Despite these limitations, this is among the first controlled studies in Southeast Asia to rigorously evaluate the Pirogov interactive anatomy table. The findings support the integration of digital interactive platforms as valuable adjuncts to cadaveric dissection [19]. Future research should investigate long-term educational outcomes, clinical skill application, and cost-effectiveness to provide further guidance for curriculum development in anatomy education [20].

Conclusion

Both cadaveric dissection and the Pirogov interactive anatomy table were associated with similar short-term improvements in anatomy knowledge in this cohort. Interactive tables may offer advantages in visualization and learner engagement, while cadaveric dissection remains essential for tactile learning and hands-on skill development. Future studies should evaluate long-term retention and include performance-based outcomes (e.g., practical examinations, OSCE-style anatomy stations, and spatial ability testing) to better determine the broader educational impact of integrating digital anatomy platforms into anatomy curricula.

Supporting information

S1 File. Pre-test and post-test instrument.
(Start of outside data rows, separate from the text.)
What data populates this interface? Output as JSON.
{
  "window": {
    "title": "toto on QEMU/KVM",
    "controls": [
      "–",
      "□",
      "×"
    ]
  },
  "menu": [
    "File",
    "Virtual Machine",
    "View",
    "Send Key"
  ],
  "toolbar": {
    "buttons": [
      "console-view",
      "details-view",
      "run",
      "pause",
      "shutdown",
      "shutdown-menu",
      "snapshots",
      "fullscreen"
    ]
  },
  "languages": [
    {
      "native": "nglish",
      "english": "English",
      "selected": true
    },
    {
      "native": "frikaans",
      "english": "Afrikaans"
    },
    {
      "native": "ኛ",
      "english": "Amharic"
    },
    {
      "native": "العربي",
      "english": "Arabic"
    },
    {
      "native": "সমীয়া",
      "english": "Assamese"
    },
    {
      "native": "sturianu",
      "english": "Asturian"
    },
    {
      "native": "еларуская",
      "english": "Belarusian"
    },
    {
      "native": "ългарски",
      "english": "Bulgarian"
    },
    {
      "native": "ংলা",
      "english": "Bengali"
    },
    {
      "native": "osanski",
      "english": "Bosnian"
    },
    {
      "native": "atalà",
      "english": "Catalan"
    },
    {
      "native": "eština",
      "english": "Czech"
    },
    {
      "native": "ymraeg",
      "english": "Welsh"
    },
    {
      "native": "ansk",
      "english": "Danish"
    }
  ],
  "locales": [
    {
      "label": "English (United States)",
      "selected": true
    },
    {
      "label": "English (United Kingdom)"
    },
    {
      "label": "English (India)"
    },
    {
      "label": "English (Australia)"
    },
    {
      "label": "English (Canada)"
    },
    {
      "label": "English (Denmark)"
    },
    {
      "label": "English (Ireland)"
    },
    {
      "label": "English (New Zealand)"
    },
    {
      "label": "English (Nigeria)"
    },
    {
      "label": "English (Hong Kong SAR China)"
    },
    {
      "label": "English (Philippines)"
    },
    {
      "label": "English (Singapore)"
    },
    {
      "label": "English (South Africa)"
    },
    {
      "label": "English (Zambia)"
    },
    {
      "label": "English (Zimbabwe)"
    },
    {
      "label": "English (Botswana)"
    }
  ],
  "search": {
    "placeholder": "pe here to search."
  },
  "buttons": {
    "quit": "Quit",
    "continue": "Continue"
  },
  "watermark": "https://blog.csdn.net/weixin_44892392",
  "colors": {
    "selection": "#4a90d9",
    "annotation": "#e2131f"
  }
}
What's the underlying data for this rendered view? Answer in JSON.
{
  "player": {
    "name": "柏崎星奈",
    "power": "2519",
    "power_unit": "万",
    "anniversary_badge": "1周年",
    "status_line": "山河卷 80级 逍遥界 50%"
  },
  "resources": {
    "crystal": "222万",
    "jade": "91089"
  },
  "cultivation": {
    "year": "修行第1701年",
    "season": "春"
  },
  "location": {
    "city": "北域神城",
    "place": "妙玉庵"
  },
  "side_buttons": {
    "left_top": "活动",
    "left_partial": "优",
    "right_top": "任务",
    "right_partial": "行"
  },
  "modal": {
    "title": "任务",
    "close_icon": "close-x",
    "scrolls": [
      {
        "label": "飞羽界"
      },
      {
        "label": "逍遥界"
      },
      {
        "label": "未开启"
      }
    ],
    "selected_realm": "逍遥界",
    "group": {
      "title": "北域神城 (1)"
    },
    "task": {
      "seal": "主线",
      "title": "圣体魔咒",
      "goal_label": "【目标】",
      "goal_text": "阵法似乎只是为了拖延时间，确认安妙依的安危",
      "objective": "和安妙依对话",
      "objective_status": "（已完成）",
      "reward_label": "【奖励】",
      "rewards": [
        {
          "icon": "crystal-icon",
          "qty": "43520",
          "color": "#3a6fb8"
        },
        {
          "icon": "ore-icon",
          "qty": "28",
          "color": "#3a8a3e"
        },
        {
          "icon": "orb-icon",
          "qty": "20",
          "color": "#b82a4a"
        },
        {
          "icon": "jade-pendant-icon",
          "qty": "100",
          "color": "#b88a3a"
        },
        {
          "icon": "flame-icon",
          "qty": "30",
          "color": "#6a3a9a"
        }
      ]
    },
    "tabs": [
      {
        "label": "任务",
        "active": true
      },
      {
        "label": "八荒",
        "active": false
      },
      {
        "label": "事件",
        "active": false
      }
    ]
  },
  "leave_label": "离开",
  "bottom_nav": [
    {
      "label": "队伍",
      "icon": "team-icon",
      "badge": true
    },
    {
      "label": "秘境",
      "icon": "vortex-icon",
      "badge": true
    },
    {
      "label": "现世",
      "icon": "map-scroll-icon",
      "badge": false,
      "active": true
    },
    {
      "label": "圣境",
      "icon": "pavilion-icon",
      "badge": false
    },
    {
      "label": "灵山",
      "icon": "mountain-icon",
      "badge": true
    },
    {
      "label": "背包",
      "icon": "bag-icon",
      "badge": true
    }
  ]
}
A validated 20-item multiple-choice question (MCQ) test used to assess students’ anatomy knowledge immediately before (pre-test) and after (post-test) the instructional session. The instrument covers clinically relevant gross anatomy topics including upper limb, lower limb, neurovascular relationships, and key anatomical spaces/triangles. The same 20 items were administered in both assessments to ensure comparability across time points.

https://doi.org/10.1371/journal.pone.0341597.s001

(DOCX)

S2 File. Raw dataset for the study analyses.

This file contains the anonymized raw dataset used for all statistical analyses in this study. Each row represents one participant and includes study variables collected at baseline and after the instructional session.